Show HN: Pgit – A Git-like CLI backed by PostgreSQL

Pgit is a Git-like CLI that stores repository history in PostgreSQL, enabling full SQL access to every commit and file version while achieving high compression ratios.
TL;DR: Built a Git-like CLI backed by PostgreSQL with automatic delta compression. Import any git repo, query its entire history with SQL. Benchmarked on 20 real repositories (273,703 commits): pgit outcompresses git gc --aggressive on 12 out of 20 repositories, while giving you full SQL access to every commit, file version, and change pattern. Then I gave an AI agent a single prompt and it produced a full codebase health report on Neon's own repo in under 10 minutes.
What is pgit?
pgit is a Git-like version control CLI where everything lives in PostgreSQL instead of the filesystem. You get the familiar workflow (init, add, commit, push, pull, diff, blame), but your repository is a database. And that means your entire commit history is queryable.
pgit init
pgit import /path/to/your/repo --branch main
pgit analyze coupling
No scripts. No parsing git log output. No piping things through awk. Just answers.

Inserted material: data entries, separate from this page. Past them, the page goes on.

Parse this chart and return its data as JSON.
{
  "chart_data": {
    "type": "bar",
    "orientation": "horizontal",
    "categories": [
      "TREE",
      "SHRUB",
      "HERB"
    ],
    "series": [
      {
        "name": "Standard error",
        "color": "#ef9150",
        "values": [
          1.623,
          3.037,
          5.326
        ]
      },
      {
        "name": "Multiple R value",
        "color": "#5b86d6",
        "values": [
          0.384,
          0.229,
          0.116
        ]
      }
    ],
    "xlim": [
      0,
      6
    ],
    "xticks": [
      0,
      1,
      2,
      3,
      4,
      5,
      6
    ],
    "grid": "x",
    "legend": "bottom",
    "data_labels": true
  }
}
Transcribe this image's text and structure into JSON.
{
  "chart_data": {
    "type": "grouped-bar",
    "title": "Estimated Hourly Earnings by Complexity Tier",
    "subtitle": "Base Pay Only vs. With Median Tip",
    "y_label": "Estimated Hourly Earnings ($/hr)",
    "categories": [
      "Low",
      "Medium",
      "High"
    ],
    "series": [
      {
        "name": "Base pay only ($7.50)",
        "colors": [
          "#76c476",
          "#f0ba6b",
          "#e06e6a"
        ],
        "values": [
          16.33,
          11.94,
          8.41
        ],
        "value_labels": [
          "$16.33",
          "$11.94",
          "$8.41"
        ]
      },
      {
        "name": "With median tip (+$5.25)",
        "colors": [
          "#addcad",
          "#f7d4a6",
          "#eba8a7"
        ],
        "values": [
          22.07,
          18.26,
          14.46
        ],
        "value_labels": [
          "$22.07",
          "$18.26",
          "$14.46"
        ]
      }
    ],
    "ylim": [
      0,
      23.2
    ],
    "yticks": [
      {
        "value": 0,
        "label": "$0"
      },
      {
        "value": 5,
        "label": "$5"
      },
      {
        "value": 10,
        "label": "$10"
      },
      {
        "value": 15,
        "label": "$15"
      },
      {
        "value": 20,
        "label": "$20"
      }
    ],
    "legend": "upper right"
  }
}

The most common analyses are built in as single commands: churn, coupling, hotspots, authors, activity, and bus-factor. All support --json for programmatic consumption, --raw for piping, and display results in an interactive table with search and clipboard copy.
But everything is PostgreSQL underneath. When the built-in analyses aren't enough, drop down to raw SQL.
Why Did I Build It?
After building xpatch, a delta compression library that hits 2-byte medians on real code repositories, I kept asking myself: "Where could delta compression be useful where it isn't used yet?"
Databases were the obvious answer. Every application that stores versioned data (document editors, audit logs, config history) is keeping full copies of content that's 99% identical to the previous version. Delta compression could save massive amounts of storage, but nobody builds it into the database layer itself.
So I started building pg-xpatch: a proper PostgreSQL Table Access Method that does delta compression transparently. PostgreSQL's extension API is powerful, and the results were immediately promising.
Benchmarks: git vs pgit
I benchmarked pgit against git on 20 real repositories across 6 languages, totaling 273,703 commits. The comparison is pgit's actual compressed data size versus git gc --aggressive packfile size, the best git can do.
The scorecard: pgit 12 wins, git 8 wins.
| Repository | Commits | Raw Size | git --aggressive | pgit | Winner | |---|---|---|---|---|---| | serde | 4,353 | 203.5 MB | 5.6 MB | 3.9 MB | pgit (30%) | | ripgrep | 2,208 | 111.8 MB | 3.0 MB | 2.7 MB | pgit (10%) | | flask | 5,516 | 167.3 MB | 6.1 MB | 5.5 MB | pgit (10%) | | prettier | 11,084 | 2.0 GB | 66.1 MB | 91.1 MB | git (38%) |
pgit outcompresses git on the majority of repositories while making the entire history SQL-queryable. It wins where most changes are incremental edits to source code. Git pulls ahead on repositories with heavy cross-file similarity between unrelated files.